New regulations in West Virginia, Kentucky and other mining-rich states, pushes for more mine safety regulations and higher fines, the development and signing of the MINER Act in June 2006 by President George W Bush – much has happened in the industry in 2006 that could regulate and litigate workers’ safety.
Meanwhile, in an industry that is deeply rooted in tradition and loyalty to one’s employer and co-workers, the response is that “it’s just always been done that way”. Will new rules and regulations cause a significant shift towards safer practices – or will the attitudes and decisions of miners themselves dictate the progress worker safety makes?
American Longwall Magazine spoke to a collection of long-time industry members from the research, regulatory and production sectors – professionals who total more than a century of experience, much of it in mine safety and rescue as well as front-line mining. It is clear that the opinions of all respondents were strong on this topic, and the situation – currently front and center in the mainstream news as well as industry discussions – is vital to progress.
Is the success of current and future mine safety dependent upon new laws or the attitudes of miners?
“Attitudes of all in the business,” said one individual employed by a producer, a notion echoed across other sides of industry. “It should be a combined effort by both fronts,” said one research expert.
He continued: “For the past 10 to 15 years, the mining industry, the Government, the academics and the general population have not been concerned with mine safety because they became placid and believed that mining hazards were pretty much a thing of the past. We do not necessarily need new laws, but a re-evaluation of the existing laws to determine if they address current mining practices that are used in today’s mining practices.”
Another member of the research sector, while laying much more of the responsibility on the workers, agrees that both sides of the coin need examining, especially in regards to the incoming generation. “The attitude of miners plays a big role here – and attitude is primarily driven by awareness, which in turn is driven and guided by training.
“Younger miners may have lost the innate respect for fires and explosions and therefore may not be looking as hard and thoroughly to find methane. This is especially obvious in incidents that were sparked by flame cutting and welding, such as the Darby explosion (at least, according to press information) and the fatal shaft explosion at the McElroy mine in 2003.”
The same individual points to the structure of violations and fines for operations as part of the problem, as punishments are not severe enough to be taken seriously and remembered long term. “Many mine operators are treating violations similar to speeding tickets – you pay a fine and it’s over. Fines are calculated as part of the cost of doing business.”
The expert suggests that personal responsibility for violations be increased across the board and that a paradigm shift occur to where that violation equates to a failure of the operation’s safety culture rather than just another expenditure on a mine’s financial books.

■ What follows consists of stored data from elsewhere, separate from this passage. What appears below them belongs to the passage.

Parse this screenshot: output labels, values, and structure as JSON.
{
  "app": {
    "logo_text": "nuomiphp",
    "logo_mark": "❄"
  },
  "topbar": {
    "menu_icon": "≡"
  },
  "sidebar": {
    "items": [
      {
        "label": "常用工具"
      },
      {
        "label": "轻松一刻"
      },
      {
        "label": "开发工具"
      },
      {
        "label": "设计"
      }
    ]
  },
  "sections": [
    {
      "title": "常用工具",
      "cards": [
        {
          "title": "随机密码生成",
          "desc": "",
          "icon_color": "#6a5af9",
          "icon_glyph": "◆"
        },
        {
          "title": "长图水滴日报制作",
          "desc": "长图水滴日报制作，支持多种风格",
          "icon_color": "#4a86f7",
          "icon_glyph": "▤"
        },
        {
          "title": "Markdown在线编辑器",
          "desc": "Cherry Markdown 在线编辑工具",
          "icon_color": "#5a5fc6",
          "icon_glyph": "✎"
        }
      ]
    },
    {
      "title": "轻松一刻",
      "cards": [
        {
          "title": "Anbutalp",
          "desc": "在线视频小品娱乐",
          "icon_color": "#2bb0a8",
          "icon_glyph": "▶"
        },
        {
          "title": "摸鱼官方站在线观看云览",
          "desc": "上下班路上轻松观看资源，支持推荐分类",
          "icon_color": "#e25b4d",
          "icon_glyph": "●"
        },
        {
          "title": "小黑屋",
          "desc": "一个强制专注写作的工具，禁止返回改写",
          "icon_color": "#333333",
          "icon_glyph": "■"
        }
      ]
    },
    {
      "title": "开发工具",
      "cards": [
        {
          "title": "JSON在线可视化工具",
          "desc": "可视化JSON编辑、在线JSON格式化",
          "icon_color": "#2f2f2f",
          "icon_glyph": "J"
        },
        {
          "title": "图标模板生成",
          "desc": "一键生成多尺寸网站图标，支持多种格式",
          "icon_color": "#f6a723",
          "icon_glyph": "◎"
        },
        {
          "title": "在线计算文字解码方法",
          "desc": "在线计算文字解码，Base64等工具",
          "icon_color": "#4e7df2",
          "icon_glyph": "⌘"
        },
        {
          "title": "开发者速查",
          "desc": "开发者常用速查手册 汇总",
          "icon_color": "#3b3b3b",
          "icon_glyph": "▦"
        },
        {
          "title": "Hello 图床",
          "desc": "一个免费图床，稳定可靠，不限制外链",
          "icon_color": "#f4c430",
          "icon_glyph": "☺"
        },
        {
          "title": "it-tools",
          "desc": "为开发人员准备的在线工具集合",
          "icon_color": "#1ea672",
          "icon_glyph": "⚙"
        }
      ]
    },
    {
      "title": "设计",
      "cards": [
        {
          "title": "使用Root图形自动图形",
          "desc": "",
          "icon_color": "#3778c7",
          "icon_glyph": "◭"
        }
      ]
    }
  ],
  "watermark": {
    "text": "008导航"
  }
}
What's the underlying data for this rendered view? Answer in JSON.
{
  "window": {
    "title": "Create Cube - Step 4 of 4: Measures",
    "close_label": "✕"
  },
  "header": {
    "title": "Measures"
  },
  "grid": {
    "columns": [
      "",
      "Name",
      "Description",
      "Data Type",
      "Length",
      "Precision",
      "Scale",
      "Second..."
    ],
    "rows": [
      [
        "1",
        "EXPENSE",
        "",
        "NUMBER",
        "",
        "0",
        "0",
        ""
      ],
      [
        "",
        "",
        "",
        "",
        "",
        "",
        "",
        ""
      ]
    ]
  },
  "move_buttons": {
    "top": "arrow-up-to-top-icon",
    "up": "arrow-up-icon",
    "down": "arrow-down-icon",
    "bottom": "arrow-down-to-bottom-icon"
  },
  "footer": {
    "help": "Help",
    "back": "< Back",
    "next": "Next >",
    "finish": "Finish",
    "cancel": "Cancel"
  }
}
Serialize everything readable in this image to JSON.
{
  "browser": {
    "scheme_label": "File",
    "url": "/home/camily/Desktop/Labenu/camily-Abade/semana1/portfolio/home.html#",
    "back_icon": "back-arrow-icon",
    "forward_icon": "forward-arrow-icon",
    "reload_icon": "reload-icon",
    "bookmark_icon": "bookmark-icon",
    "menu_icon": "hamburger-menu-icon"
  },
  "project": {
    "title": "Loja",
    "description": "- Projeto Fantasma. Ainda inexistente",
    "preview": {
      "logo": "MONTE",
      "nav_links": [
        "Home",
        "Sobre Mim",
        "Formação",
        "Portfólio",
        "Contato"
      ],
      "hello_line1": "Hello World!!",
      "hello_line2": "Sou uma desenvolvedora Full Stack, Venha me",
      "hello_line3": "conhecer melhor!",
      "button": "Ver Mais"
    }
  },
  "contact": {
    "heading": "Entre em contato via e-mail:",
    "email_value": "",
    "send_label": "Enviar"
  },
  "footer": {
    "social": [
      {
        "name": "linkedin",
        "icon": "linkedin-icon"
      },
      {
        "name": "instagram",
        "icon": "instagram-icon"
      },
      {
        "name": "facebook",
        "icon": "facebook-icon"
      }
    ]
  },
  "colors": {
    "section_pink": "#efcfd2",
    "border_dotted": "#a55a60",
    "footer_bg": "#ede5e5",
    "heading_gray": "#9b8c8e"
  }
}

One researcher said that responsibility can extend down to the miner level – that involvement and commitment equate to a personal stake in the effort. “The best scientific conclusions and laws and regulations will not be effective unless there is a ‘buy-in’ from the worker that faces the hazards every day.
“More research needs to identify the social behavior of the mine workers to understand what is the best way to communicate and transition safer working practices to be effective and have [that] buy-in.”
One educator believes that development of a safety culture at operations is required in order for any current or future regulation to have any amount of success and for the US to “achieve global leadership” in the industry. “The adoption of a safe, effective and efficient production culture has many aspects that must be addressed, [such as] management commitment dispersed through all levels of supervision; systematic and comprehensive planning, design and execution of all dimensions of mine operations with a risk management underpinning; realistic and focused training of managers, professionals and workers on critical behaviors, including on emergency response and crisis management; and instillation of scrutiny, confidence and optimism among all levels of the organization.
“These actions, and others, establish the attitudes of miners and supervisors, which is more important than new laws.”
Which of the two do you believe needs to take the biggest step forward? Which needs to be changed the most right now?
The notion of the “safety culture” at mines is, by far, the biggest step we as an industry can take immediately. One educator admits that while it could be a long-term goal, the end result is worth the effort.
“This will take time to permeate the industry, particularly in the US, because over 75 percent of the operations are classified as small ones [50 or fewer employees]. The true challenge lies in achieving the safe production culture among these small operations, and it won’t happen ‘right now’, although we hope that it can happen reasonably quickly – five to 10 years.”
One of the researchers suggested that the US look beyond its borders for direction in doing this. “Miners need to change their safety culture and attitude towards safety.
“This is most easily done if the corporate attitude and climate supports a zero tolerance policy for unsafe acts. Also, it would help to look at risk assessment and risk management techniques as they are being used in Australia and South Africa,” he said.
What do you do or suggest operators do to instill safer behaviors and a “safety attitude” in miners?